SIR - Lesley Tate's article (Walking in the country, Don't forget your map, Craven Herald, October 31) about the lack of waymarks on her and others’ walks in North Yorkshire, despite the apparently many volunteers that the council's access department boasts, doesn't at all surprise me. But they at least have volunteers.

So one has to ask why Bradford Council, just down the road, steadfastly do not allow any volunteers to carry out even the simplest work linked to the council's Rights of Way department. Thus they’ve refused for the past 12 years to give me, a responsible experienced rambler for decades, access to their stock of yellow waymark discs.
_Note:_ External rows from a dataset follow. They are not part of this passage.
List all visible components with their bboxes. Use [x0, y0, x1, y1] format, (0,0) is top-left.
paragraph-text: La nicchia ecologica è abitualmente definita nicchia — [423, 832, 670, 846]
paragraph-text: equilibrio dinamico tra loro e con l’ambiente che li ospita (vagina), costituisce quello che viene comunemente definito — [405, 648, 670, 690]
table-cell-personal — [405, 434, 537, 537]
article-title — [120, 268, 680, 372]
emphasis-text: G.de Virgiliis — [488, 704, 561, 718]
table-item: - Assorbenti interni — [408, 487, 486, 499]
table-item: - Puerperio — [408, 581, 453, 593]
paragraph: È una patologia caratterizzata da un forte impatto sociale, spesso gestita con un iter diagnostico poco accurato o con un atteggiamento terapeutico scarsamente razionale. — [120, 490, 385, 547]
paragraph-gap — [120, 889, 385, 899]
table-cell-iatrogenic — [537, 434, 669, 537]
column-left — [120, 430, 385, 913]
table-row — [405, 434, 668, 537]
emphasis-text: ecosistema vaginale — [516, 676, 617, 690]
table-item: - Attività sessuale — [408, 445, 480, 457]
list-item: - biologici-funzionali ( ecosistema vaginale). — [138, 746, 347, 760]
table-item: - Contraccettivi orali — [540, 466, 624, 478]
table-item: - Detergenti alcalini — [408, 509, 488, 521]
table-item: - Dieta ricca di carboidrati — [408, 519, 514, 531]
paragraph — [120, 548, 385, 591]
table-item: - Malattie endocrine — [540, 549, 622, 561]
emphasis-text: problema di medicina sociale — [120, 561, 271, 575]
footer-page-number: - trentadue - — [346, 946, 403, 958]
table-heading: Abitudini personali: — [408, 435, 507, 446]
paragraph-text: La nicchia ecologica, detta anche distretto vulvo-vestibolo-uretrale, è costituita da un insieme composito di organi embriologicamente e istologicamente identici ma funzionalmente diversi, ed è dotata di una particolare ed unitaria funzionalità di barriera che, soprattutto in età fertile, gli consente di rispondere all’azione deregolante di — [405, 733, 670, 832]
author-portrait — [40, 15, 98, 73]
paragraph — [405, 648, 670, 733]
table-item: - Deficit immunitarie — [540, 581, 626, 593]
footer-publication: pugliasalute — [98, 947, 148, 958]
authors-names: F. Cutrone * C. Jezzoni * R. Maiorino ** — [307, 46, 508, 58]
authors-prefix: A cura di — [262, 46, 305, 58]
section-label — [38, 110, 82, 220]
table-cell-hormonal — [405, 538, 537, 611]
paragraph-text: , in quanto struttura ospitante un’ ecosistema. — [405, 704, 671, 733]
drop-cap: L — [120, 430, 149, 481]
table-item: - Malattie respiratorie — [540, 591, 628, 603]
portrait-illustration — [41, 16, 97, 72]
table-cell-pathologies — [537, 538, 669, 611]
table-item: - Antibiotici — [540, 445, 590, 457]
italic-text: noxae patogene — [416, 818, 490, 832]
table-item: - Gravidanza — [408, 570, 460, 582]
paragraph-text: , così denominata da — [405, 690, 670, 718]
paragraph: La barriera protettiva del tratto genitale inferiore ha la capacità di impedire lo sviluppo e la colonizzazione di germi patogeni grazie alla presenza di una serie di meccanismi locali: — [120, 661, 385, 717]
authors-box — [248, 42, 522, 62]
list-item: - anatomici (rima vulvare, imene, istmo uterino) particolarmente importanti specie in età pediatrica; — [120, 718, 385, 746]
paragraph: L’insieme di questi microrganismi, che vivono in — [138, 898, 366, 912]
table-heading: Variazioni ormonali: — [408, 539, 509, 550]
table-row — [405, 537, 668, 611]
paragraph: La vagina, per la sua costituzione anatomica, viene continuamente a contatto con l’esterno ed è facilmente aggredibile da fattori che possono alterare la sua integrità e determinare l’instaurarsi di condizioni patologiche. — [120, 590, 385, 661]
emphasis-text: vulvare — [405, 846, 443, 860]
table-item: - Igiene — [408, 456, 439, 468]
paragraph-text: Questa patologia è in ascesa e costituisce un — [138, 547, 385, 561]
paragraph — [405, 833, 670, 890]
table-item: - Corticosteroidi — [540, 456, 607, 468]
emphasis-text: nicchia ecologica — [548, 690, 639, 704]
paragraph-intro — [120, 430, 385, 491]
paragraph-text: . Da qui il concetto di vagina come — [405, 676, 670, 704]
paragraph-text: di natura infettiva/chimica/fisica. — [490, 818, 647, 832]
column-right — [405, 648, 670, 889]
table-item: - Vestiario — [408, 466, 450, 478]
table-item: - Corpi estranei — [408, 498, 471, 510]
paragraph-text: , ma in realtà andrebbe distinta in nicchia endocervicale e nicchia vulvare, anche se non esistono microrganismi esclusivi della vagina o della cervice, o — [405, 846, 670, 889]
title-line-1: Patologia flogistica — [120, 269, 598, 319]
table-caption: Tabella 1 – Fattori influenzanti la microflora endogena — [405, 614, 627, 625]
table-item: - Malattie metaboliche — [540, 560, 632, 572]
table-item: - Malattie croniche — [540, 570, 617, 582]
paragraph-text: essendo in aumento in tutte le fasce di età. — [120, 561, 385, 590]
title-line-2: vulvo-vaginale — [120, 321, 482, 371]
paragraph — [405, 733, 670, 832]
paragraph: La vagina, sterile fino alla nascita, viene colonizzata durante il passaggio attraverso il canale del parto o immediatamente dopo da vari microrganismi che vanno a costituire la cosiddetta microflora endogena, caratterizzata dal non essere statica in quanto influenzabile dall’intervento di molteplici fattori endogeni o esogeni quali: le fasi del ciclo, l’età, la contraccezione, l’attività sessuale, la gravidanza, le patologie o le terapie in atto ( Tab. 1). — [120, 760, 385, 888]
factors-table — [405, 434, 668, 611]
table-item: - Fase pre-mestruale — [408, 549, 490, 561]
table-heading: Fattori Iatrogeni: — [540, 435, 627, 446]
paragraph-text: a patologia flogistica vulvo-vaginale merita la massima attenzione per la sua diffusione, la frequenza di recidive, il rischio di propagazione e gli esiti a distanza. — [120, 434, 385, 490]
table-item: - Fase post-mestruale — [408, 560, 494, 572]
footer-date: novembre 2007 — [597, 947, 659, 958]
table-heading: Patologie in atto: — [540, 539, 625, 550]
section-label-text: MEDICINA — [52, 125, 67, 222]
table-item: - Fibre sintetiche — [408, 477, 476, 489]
As a result all those places I've walked through where there’s only a faded-to-white sign, evidence of a previous sign, or a damaged sign remain unsigned, more often than not to the frustration of walkers who, like Lesley, have to turn back, discouraged.

The backlog of unskilled but vital footpath jobs to be done by Bradford is staggering, but they stubbornly refuse to admit that ordinary people can volunteer to do the simple tasks of clearing paths and putting up / replacing signage, leaving the council to repair bridges and stiles/gates, the big specialised jobs.

If hammering a couple of nails through a thin plastic disc, or using a strimmer could be classified as dangerous, then Bradford might have a point - somewhere I've an email from them darkly connecting Health and Safety and putting up waymarks - but those are just catch-all excuses for doing nothing and making sure we don't do anything either.

Map-reading is a useful skill for walkers, but it shouldn't be necessary if one has numerous and visible waymarks to augment written directions on local walks. And we don't.

Allan Friswell

Keighley Road

Cowling

Note - Bradford Council did not wish to comment.